Tanrı Bir Babadır
Ne anlama geliyor? Bu kavram nereden geliyor? Bu gerçeğin müthiş gerçeklerini keşfedin!
Tanrı’nın baba olması Hrıstıyanlıkta Tanrı’yı açıklamak için en sık kullanılan mecazlardan biridir. Hatta, bu mecazı o kadar çok kullanıyoruz ki, ona aşırı derecede aşinayız ve nadiren üzerinde derinlemesine düşünüyoruz.

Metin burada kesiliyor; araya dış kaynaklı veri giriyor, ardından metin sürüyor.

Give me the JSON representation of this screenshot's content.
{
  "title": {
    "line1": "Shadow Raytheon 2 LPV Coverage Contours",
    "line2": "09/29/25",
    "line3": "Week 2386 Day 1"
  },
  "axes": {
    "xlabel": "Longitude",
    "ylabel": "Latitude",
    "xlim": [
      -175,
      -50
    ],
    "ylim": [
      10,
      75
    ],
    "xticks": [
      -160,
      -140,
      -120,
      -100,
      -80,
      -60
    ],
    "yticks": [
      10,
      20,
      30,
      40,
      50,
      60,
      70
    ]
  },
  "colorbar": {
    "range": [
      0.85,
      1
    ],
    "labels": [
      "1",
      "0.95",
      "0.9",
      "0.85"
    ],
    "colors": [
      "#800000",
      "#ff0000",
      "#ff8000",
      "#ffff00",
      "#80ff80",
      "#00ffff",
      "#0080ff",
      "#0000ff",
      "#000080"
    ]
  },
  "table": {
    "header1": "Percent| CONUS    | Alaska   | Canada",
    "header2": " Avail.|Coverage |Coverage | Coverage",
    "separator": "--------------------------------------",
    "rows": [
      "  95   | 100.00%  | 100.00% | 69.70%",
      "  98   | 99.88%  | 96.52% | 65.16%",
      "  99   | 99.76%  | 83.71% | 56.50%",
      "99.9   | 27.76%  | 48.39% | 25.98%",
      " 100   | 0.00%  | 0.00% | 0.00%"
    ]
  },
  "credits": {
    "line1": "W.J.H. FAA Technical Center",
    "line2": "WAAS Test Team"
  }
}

“Tanrı babamızdır. Biz Onun çocuklarıyız. O bizi seviyor.” - Babalığıyle ilgili anlayışımız ve düşüncelerimiz genelde sadece bu kadar. Halbuki Kutsal Kitab’ı inceledikçe, bu konunun ilk başta düşündüğümüzden çok daha zengin olduğunu keşfederiz. Ve beklediğimizden çok daha fazlası vardır.
Tanrı’nın Oğlu vardır
Bizi Mesih’te her ruhsal kutsamayla göksel yerlerde kutsamış olan Rabbimiz İsa Mesih’in Babası Tanrı’ya övgüler olsun.
Şaşırtıcı bir şekilde, Kutsal Kitap’ta Tanrı’nın babalığının ilk ve en yaygın anlamı bizim babamız olması değil, bir Oğlu olmasıdır (Ef. 1:3; 2Kor. 1:3; 1Pe. 1:3). Bu kavram Eski Antlaşma’da sadece birkaç kez geçmekle beraber, İsa sahneye çıktığı ve Tanrı’dan Babası olarak söz ettiği andan itibaren Tanrı’nın önemli bir tanımı olmaya başlar.

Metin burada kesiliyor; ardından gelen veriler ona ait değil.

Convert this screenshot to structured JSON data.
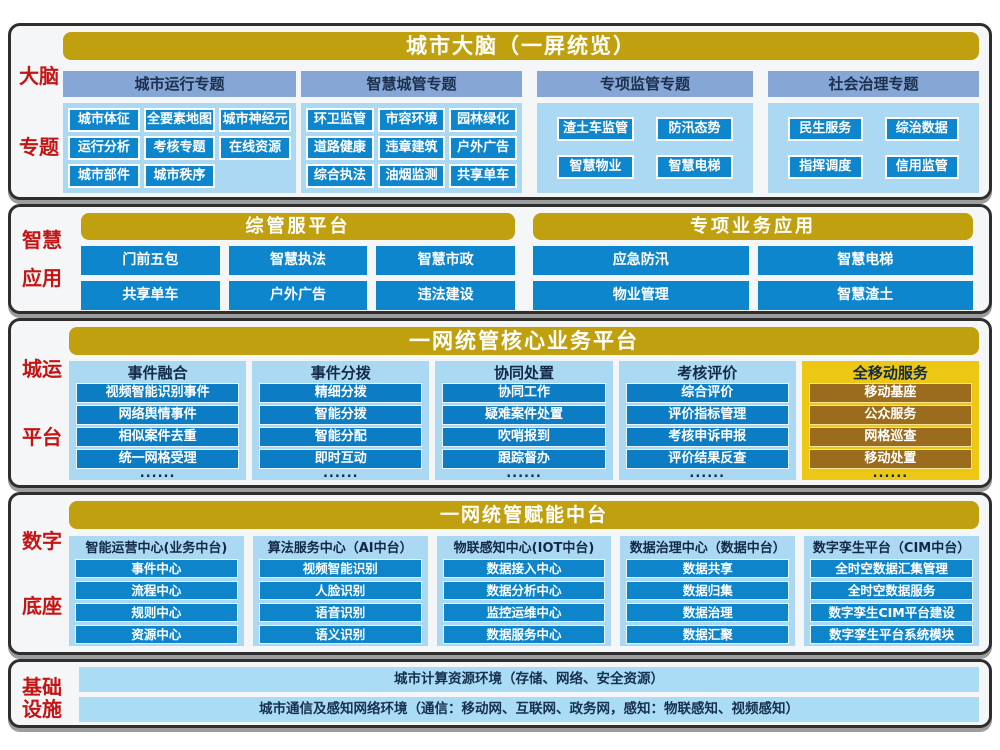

Ve İsa için bu çok gerçek bir durumdur. İsa bakireden doğduğu için genetik ve fiziksel açıdan Tanrı İsa’nın gerçek babasıydı. İsa’nın Tanrı’yla birlikte yakın bir ilişkide olduğunu tarif eden sadece figüratif bir anlatım değildi. Yusuf tarafından evlat edilmesine rağmen İsa’nın biolojik babası Tanrı’nın kendisiydi. Bu, İncil’de İsa’nın Tanrı’ya ağırlıklı olarak baba dediğini açıklar. Ve direkt Tanrı’dan gelmekle babasının Tanrı olduğu için İkinci Adem (1Kor. 15:45-47) oldu.

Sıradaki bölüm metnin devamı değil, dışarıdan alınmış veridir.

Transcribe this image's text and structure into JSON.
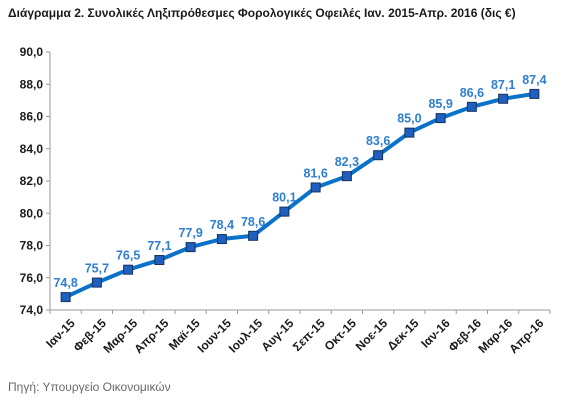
{
  "chart_data": {
    "type": "line",
    "title": "Διάγραμμα 2. Συνολικές Ληξιπρόθεσμες Φορολογικές Οφειλές Ιαν. 2015-Απρ. 2016 (δις €)",
    "categories": [
      "Ιαν-15",
      "Φεβ-15",
      "Μαρ-15",
      "Απρ-15",
      "Μαϊ-15",
      "Ιουν-15",
      "Ιουλ-15",
      "Αυγ-15",
      "Σεπ-15",
      "Οκτ-15",
      "Νοε-15",
      "Δεκ-15",
      "Ιαν-16",
      "Φεβ-16",
      "Μαρ-16",
      "Απρ-16"
    ],
    "values": [
      74.8,
      75.7,
      76.5,
      77.1,
      77.9,
      78.4,
      78.6,
      80.1,
      81.6,
      82.3,
      83.6,
      85.0,
      85.9,
      86.6,
      87.1,
      87.4
    ],
    "data_labels": [
      "74,8",
      "75,7",
      "76,5",
      "77,1",
      "77,9",
      "78,4",
      "78,6",
      "80,1",
      "81,6",
      "82,3",
      "83,6",
      "85,0",
      "85,9",
      "86,6",
      "87,1",
      "87,4"
    ],
    "y_ticks": [
      74,
      76,
      78,
      80,
      82,
      84,
      86,
      88,
      90
    ],
    "y_tick_labels": [
      "74,0",
      "76,0",
      "78,0",
      "80,0",
      "82,0",
      "84,0",
      "86,0",
      "88,0",
      "90,0"
    ],
    "ylim": [
      74,
      90
    ],
    "grid": false,
    "legend": "none",
    "colors": {
      "line": "#0a72c9",
      "marker_fill": "#1f5fbf",
      "marker_stroke": "#16325c",
      "data_label": "#2f7fd0"
    }
  },
  "source": "Πηγή: Υπουργείο Οικονομικών"
}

Böylece, “Tanrı babadır” demek ilk başta O’nun bizimle nasıl ilişki kurduğuyla ilgili bir ifade değil, Kendisiyle nasıl ilişki kurduğuyla ilgilidir. Her şeyden önce O’nun bir Oğlu olduğunun ifadesi olmakla O’nun Üçlü Tanrı olduğunu beyan etmektir, anlayışımızı aşan bir Tanrı’ya bir tapınma eylemidir.
Tanrı Bizim Babamızdır
Yine de Babamız sensin, ya RAB. Biz kiliz, sen çömlekçisin. Hepimiz senin ellerinin eseriyiz.
Rab bizi yarattığı ve O’ndan kaynakladığımız için bir anlamda babamızdır. Eski Antlaşma’da bu metafor böyle kullanılır (Yas. 32:6; Yşa. 63:16; 64:8; Mal. 2:10). Buna ek olarak Tanrı’nın suretinde yaratıldığımız için (Yar. 1:26) de O’nun çoğluğu sayılabiliriz. Böylelikle bütün insanlar Rab’bin ellerinin eseri olarak O’nun çocuklarıdır.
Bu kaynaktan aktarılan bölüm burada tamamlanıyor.